Saturday, May 23, 2015

Suicide bomber kills 21 in Shi'ite mosque in eastern Saudi Arabia


Chaos in the Imam Ali mosque in Qadeeh after the attack. (Reuters)

A suicide bomber killed 21 worshippers on Friday in a packed Shi'ite mosque in eastern Saudi Arabia, residents and the health minister said, the first attack in the kingdom to be claimed by Islamic State militants.
It was one of the deadliest assaults in recent years in this part of Saudi Arabia. More than 150 people were praying when the huge explosion ripped through the Imam Ali mosque in the village of al-Qadeeh, witnesses said. A video posted online showed a hall filled with smoke and dust, with bloodied people moaning with pain as they lay on the floor littered with concrete and glass. More than 90 people were wounded, the Saudi health minister told state television.

Islamic State said in a statement that one of its suicide bombers, identified as Abu 'Ammar al-Najdi, carried out the attack using an explosives-laden belt that killed or wounded 250 people, U.S.-based monitoring group SITE said on its Twitter account. It said it would not rest until Shi'ites, which the group views as heretics, were driven from the Arabian peninsula.




Friday's bombing was the first attack targeting minority Shi'ites since November, when gunmen opened fire during a religious celebration in al-Ahsa, also in the east where most of the group live in predominantly Sunni Muslim Saudi Arabia.

The Saudi Interior Ministry described the attack as an act of terrorism and said it was carried out by "agents of sedition trying to target the kingdom's national fabric", according to a statement carried by state news agency SPA.

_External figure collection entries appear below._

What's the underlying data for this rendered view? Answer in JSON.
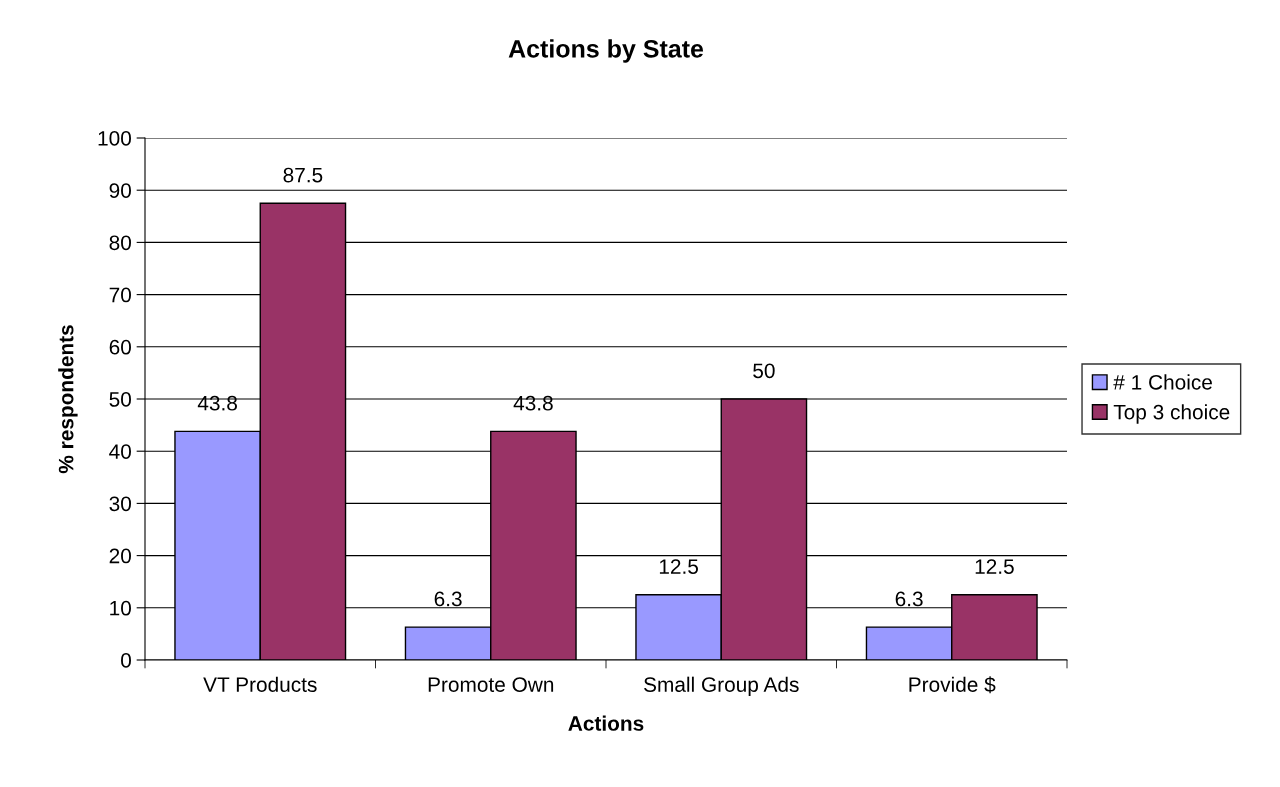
{
  "chart_data": {
    "type": "bar",
    "title": "Actions by State",
    "xlabel": "Actions",
    "ylabel": "% respondents",
    "categories": [
      "VT Products",
      "Promote Own",
      "Small Group Ads",
      "Provide $"
    ],
    "series": [
      {
        "name": "# 1 Choice",
        "color": "#9999ff",
        "values": [
          43.8,
          6.3,
          12.5,
          6.3
        ]
      },
      {
        "name": "Top 3 choice",
        "color": "#993366",
        "values": [
          87.5,
          43.8,
          50,
          12.5
        ]
      }
    ],
    "ylim": [
      0,
      100
    ],
    "yticks": [
      0,
      10,
      20,
      30,
      40,
      50,
      60,
      70,
      80,
      90,
      100
    ],
    "grid": "y",
    "legend": "right",
    "data_labels": true
  }
}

In Beirut, Lebanon's Hezbollah, an ally of Saudi Arabia's regional rival Iran, condemned the attack but said authorities in the kingdom itself bore responsibility.
"Hezbollah holds the Saudi authorities fully responsible for this ugly crime, for its embrace and sponsorship for these criminal murderers ... to carry out similar crimes in other Arab and Muslim countries," the Shi'ite group said in a statement.
The statement appeared to echo Iranian accusations that Saudi Arabia sponsors ultra-orthodox Sunni militant groups in the region, an allegation usually taken to refer to groups such as Islamic State and al Qaeda. Riyadh denies the allegations.
In Yemen, a bomb at a Houthi mosque in the capital Sanaa on Friday was also claimed by Islamic State.